After that he worked with Legal Aid in Madison, Wisconsin, eventually becoming the manager there. For a short time after moving to Michigan, he worked for the United Auto Workers legal assistance program, but, he says, “I remembered fondly that in the Madison office we had the farmworker grant for the state of Wisconsin, and I loved working with the clientele, so I sought out that opportunity.”

FLS has two managing attorneys, Thornburg and Daniel Inquilla, who has a specialty in immigration law, as well as four other staff attorneys.
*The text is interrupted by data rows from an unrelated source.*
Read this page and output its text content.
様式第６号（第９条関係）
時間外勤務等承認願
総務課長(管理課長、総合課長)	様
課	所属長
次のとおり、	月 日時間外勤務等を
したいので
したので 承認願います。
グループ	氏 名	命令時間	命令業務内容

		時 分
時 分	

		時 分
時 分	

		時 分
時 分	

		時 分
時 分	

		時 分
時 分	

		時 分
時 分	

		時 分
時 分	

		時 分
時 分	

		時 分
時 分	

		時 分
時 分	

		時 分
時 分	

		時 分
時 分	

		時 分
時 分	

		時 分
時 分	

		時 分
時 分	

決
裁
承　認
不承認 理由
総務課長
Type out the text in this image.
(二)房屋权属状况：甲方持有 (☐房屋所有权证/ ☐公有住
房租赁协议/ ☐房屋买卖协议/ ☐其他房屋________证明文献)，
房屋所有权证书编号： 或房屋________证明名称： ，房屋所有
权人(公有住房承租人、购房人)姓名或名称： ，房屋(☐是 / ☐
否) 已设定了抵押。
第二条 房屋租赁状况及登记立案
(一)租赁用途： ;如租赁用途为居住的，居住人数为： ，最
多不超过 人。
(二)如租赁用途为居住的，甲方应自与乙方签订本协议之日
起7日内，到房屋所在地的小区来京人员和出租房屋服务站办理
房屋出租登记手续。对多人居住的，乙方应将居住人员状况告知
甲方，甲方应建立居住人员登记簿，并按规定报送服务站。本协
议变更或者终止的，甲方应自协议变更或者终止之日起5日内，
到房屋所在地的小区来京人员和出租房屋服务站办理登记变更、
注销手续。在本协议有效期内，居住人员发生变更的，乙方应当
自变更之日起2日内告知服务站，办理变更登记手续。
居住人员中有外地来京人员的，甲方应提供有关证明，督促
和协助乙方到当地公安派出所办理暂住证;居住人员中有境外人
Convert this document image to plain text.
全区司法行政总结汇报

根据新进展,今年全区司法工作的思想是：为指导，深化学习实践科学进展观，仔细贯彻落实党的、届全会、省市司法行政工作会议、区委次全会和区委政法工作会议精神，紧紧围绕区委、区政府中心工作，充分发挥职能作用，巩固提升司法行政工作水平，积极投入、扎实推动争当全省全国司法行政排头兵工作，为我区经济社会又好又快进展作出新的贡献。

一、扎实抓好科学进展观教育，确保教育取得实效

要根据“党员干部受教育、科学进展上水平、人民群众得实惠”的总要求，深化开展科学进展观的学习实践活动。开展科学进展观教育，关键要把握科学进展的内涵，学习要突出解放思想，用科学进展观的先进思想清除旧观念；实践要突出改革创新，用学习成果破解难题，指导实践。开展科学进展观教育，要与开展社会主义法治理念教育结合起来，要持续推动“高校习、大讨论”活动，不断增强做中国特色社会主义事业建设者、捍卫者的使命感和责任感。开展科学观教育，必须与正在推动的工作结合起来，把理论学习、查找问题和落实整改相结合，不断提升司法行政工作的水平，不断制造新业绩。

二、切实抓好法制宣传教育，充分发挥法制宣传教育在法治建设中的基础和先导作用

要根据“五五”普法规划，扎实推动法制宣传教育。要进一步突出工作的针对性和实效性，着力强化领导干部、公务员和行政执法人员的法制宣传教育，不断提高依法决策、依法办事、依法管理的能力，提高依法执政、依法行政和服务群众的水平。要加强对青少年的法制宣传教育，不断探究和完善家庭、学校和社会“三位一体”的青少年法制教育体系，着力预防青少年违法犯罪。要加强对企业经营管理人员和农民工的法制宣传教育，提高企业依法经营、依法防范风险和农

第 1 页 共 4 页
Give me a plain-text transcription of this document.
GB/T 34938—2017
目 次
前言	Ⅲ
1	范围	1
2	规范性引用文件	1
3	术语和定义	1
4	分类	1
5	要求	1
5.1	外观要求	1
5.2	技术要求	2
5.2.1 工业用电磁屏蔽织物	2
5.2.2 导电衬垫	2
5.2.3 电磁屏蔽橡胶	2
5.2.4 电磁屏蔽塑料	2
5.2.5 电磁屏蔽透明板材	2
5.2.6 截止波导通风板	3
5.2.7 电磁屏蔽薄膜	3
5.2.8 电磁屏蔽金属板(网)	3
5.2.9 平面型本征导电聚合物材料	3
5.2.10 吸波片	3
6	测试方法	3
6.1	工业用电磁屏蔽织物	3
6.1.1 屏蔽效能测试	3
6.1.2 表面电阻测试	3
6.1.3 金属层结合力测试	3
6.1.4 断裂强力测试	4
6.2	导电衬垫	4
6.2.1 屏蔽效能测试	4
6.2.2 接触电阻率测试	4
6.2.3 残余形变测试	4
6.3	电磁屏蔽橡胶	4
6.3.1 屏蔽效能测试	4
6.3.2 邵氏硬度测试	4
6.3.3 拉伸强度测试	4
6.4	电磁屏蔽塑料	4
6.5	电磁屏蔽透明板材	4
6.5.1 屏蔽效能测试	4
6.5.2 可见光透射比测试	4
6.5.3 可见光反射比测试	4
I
Though Thornburg’s background as a litigator is helpful, he seems amused as he comments, “We kind of have a reputation for suing, but that’s undeserved. We might take one case to court every five years.”

Instead, FLS concentrates on raising awareness with the general public; educating farmers about the law; investigating conditions — Thornburg and FLS’s summer interns literally hop in the car and visit migrant camps; helping with compliance and filing of complaints or applications, primarily in employment and public benefits; and compiling data about migrant farmworkers and conditions.

Regarding the last, Thornburg is excited that Dr. Alice Larson, a national expert in “enumerating” migrant workers, will be back in Michigan this fall to determine just how many migrant and seasonal farmworkers (and family members) are here. In 2005, Dr. Larson estimated 90,000, of which over one third were children under the age of 20.

Thornburg observes that working at FLS has been enormously satisfying. “The people are so grateful for assistance, first of all. But there’s also still such a need to keep shining the light on this. If we can’t improve conditions to a minimal standard and keep them there, what does that say about our civilization?” he asks.

“So it’s a challenge that I eagerly take up,” he concludes.